In seinem Urteil vom 18. Mai 2009 (Az.: 2 BvR 2233/07 u. a) gab das BVerfG dem Geschäftsführers eines IT-Dienstleisters Recht. Dieser Kläger – der eben im Auftrag von Kunden immer wieder Sicherheitsanalyseprogramme einsetzt – hatte argumentiert, dass solche Hacker-Tools unverzichtbar bei der Sicherheitsprüfung von IT-Systemen seien.
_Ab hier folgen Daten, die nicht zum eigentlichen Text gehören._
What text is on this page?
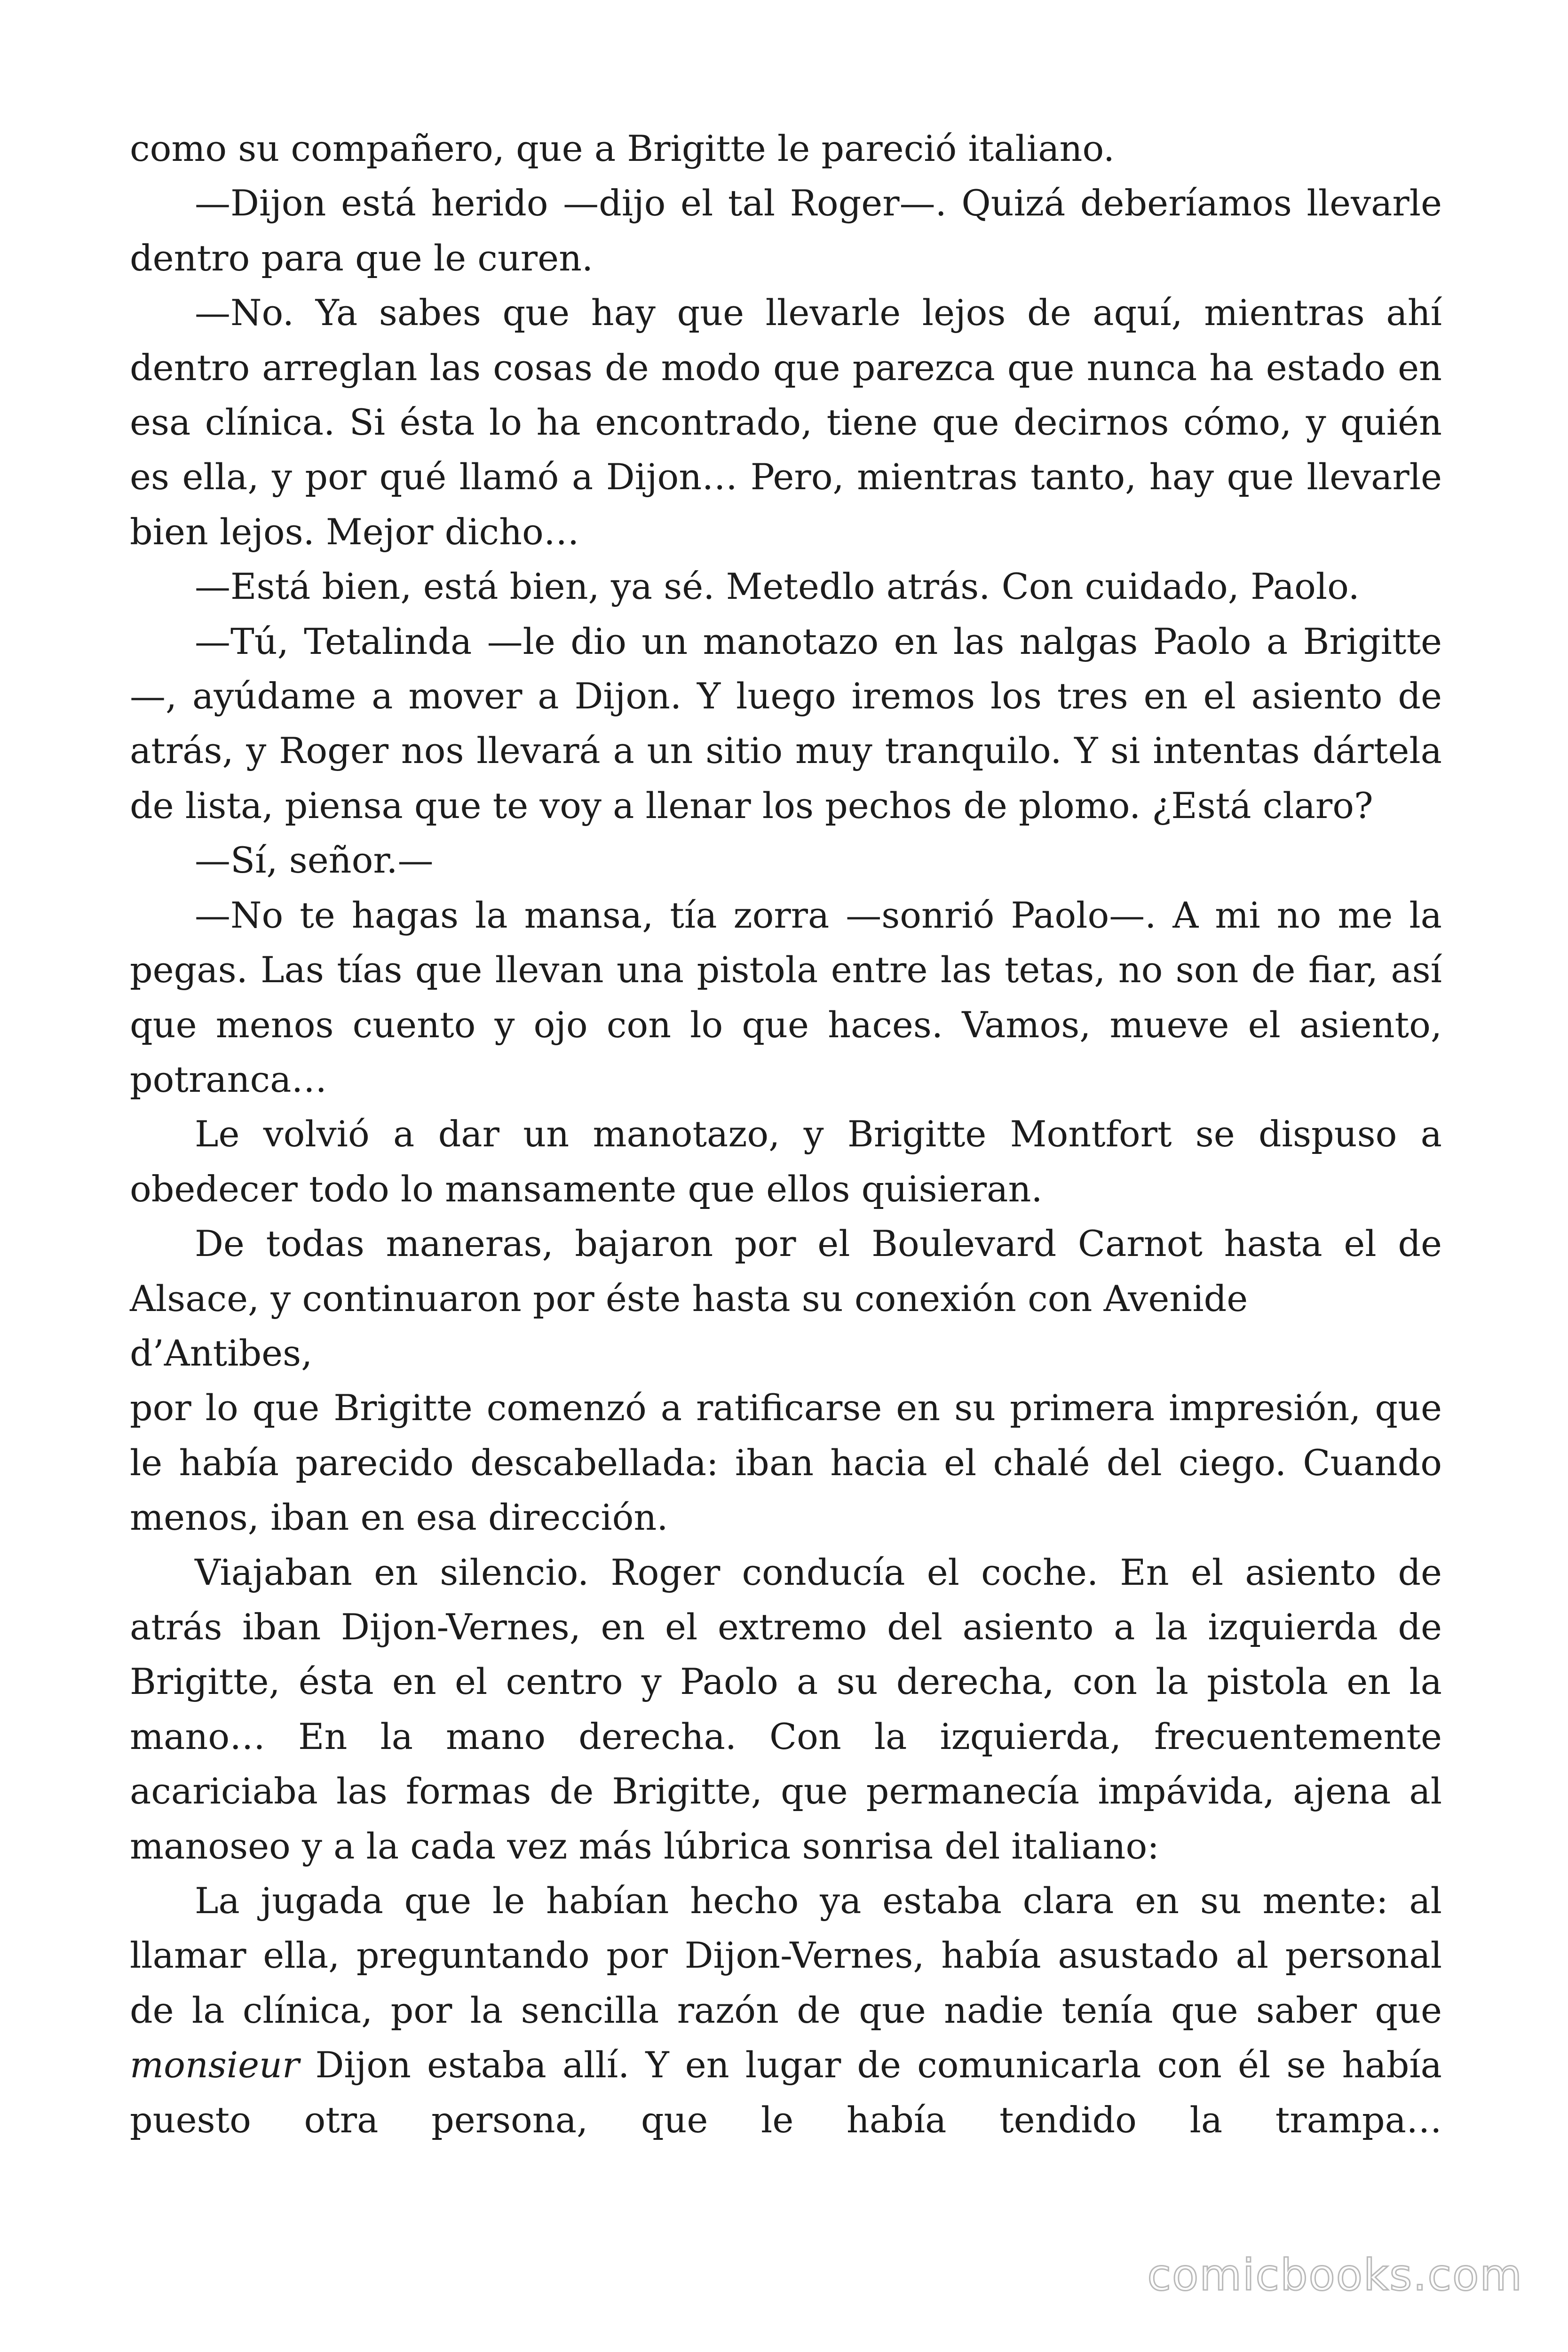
como su compañero, que a Brigitte le pareció italiano.

—Dijon está herido —dijo el tal Roger—. Quizá deberíamos llevarle dentro para que le curen.

—No. Ya sabes que hay que llevarle lejos de aquí, mientras ahí dentro arreglan las cosas de modo que parezca que nunca ha estado en esa clínica. Si ésta lo ha encontrado, tiene que decirnos cómo, y quién es ella, y por qué llamó a Dijon… Pero, mientras tanto, hay que llevarle bien lejos. Mejor dicho…

—Está bien, está bien, ya sé. Metedlo atrás. Con cuidado, Paolo.

—Tú, Tetalinda —le dio un manotazo en las nalgas Paolo a Brigitte—, ayúdame a mover a Dijon. Y luego iremos los tres en el asiento de atrás, y Roger nos llevará a un sitio muy tranquilo. Y si intentas dártela de lista, piensa que te voy a llenar los pechos de plomo. ¿Está claro?

—Sí, señor.—

—No te hagas la mansa, tía zorra —sonrió Paolo—. A mi no me la pegas. Las tías que llevan una pistola entre las tetas, no son de fiar, así que menos cuento y ojo con lo que haces. Vamos, mueve el asiento, potranca…

Le volvió a dar un manotazo, y Brigitte Montfort se dispuso a obedecer todo lo mansamente que ellos quisieran.

De todas maneras, bajaron por el Boulevard Carnot hasta el de Alsace, y continuaron por éste hasta su conexión con Avenide

d’Antibes,

por lo que Brigitte comenzó a ratificarse en su primera impresión, que le había parecido descabellada: iban hacia el chalé del ciego. Cuando menos, iban en esa dirección.

Viajaban en silencio. Roger conducía el coche. En el asiento de atrás iban Dijon-Vernes, en el extremo del asiento a la izquierda de Brigitte, ésta en el centro y Paolo a su derecha, con la pistola en la mano… En la mano derecha. Con la izquierda, frecuentemente acariciaba las formas de Brigitte, que permanecía impávida, ajena al manoseo y a la cada vez más lúbrica sonrisa del italiano:

La jugada que le habían hecho ya estaba clara en su mente: al llamar ella, preguntando por Dijon-Vernes, había asustado al personal de la clínica, por la sencilla razón de que nadie tenía que saber que monsieur Dijon estaba allí. Y en lugar de comunicarla con él se había puesto otra persona, que le había tendido la trampa…

comicbooks.com
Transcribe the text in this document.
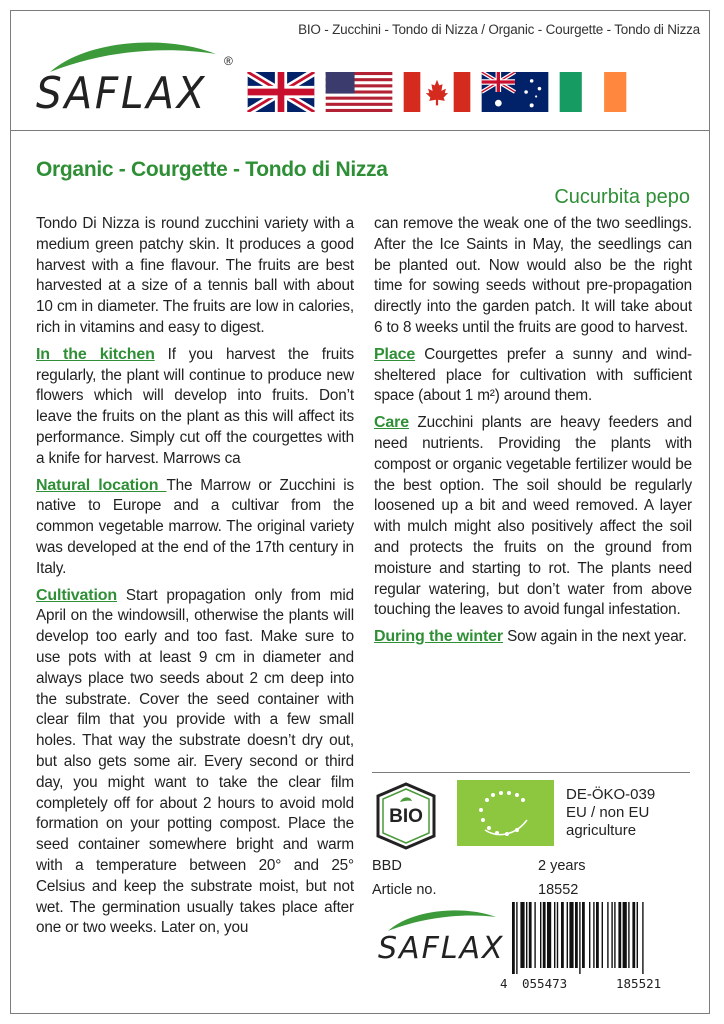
BIO - Zucchini - Tondo di Nizza / Organic - Courgette - Tondo di Nizza
SAFLAX
®
Organic - Courgette - Tondo di Nizza
Cucurbita pepo

Tondo Di Nizza is round zucchini variety with a medium green patchy skin. It produces a good harvest with a fine flavour. The fruits are best harvested at a size of a tennis ball with about 10 cm in diameter. The fruits are low in calories, rich in vitamins and easy to digest.

In the kitchen If you harvest the fruits regularly, the plant will continue to produce new flowers which will develop into fruits. Don’t leave the fruits on the plant as this will affect its performance. Simply cut off the courgettes with a knife for harvest. Marrows ca

Natural location The Marrow or Zucchini is native to Europe and a cultivar from the common vegetable marrow. The original variety was developed at the end of the 17th century in Italy.

Cultivation Start propagation only from mid April on the windowsill, otherwise the plants will develop too early and too fast. Make sure to use pots with at least 9 cm in diameter and always place two seeds about 2 cm deep into the substrate. Cover the seed container with clear film that you provide with a few small holes. That way the substrate doesn’t dry out, but also gets some air. Every second or third day, you might want to take the clear film completely off for about 2 hours to avoid mold formation on your potting compost. Place the seed container somewhere bright and warm with a temperature between 20° and 25° Celsius and keep the substrate moist, but not wet. The germination usually takes place after one or two weeks. Later on, you

can remove the weak one of the two seedlings. After the Ice Saints in May, the seedlings can be planted out. Now would also be the right time for sowing seeds without pre-propagation directly into the garden patch. It will take about 6 to 8 weeks until the fruits are good to harvest.

Place Courgettes prefer a sunny and wind-sheltered place for cultivation with sufficient space (about 1 m²) around them.

Care Zucchini plants are heavy feeders and need nutrients. Providing the plants with compost or organic vegetable fertilizer would be the best option. The soil should be regularly loosened up a bit and weed removed. A layer with mulch might also positively affect the soil and protects the fruits on the ground from moisture and starting to rot. The plants need regular watering, but don’t water from above touching the leaves to avoid fungal infestation.

During the winter Sow again in the next year.

BIO
DE-ÖKO-039
EU / non EU
agriculture
BBD	2 years
Article no.	18552
SAFLAX
4 055473	185521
Schon vor dem BVerfG -Urteil: Im Gegensatz zu vielen Versicherern gibt Hiscox die Zusicherung, dass in der Schadensabwicklung nur die Anweisung oder der Auftrag des Kunden zählen und nicht ein eventueller Verstoß gegen Paragraf 202c StGB. Im Gegensatz dazu findet sich nämlich in den meisten Versicherungsbedingungen der Ausschluss für Schäden durch bewusstes Abweichen von Vorschriften und Gesetzen.
Dadurch besteht die Gefahr, dass ein Versicherer Schaden, der z.B. bei einem Penetrationstest entsteht, mit der Begründung abgelehnt, dass hier vom Gesetz zur Verwendung von Hackertools bewusst abgewichen wurde.
Das Problem: Egal ob es sich um einen Cyberkriminellen oder rechtschaffenen freiberuflichen IT-Sicherheitsexperten handelt – der Hackerparagraph verbietet per se die Beschaffung bzw. Überlassung solcher Programme.
IT-Dienstleister und Systemadministratoren stelle dies vor die Wahl, sich entweder strafbar zu machen oder Rechnersysteme nur unzureichend vor etwaigen Angriffen schützen zu können.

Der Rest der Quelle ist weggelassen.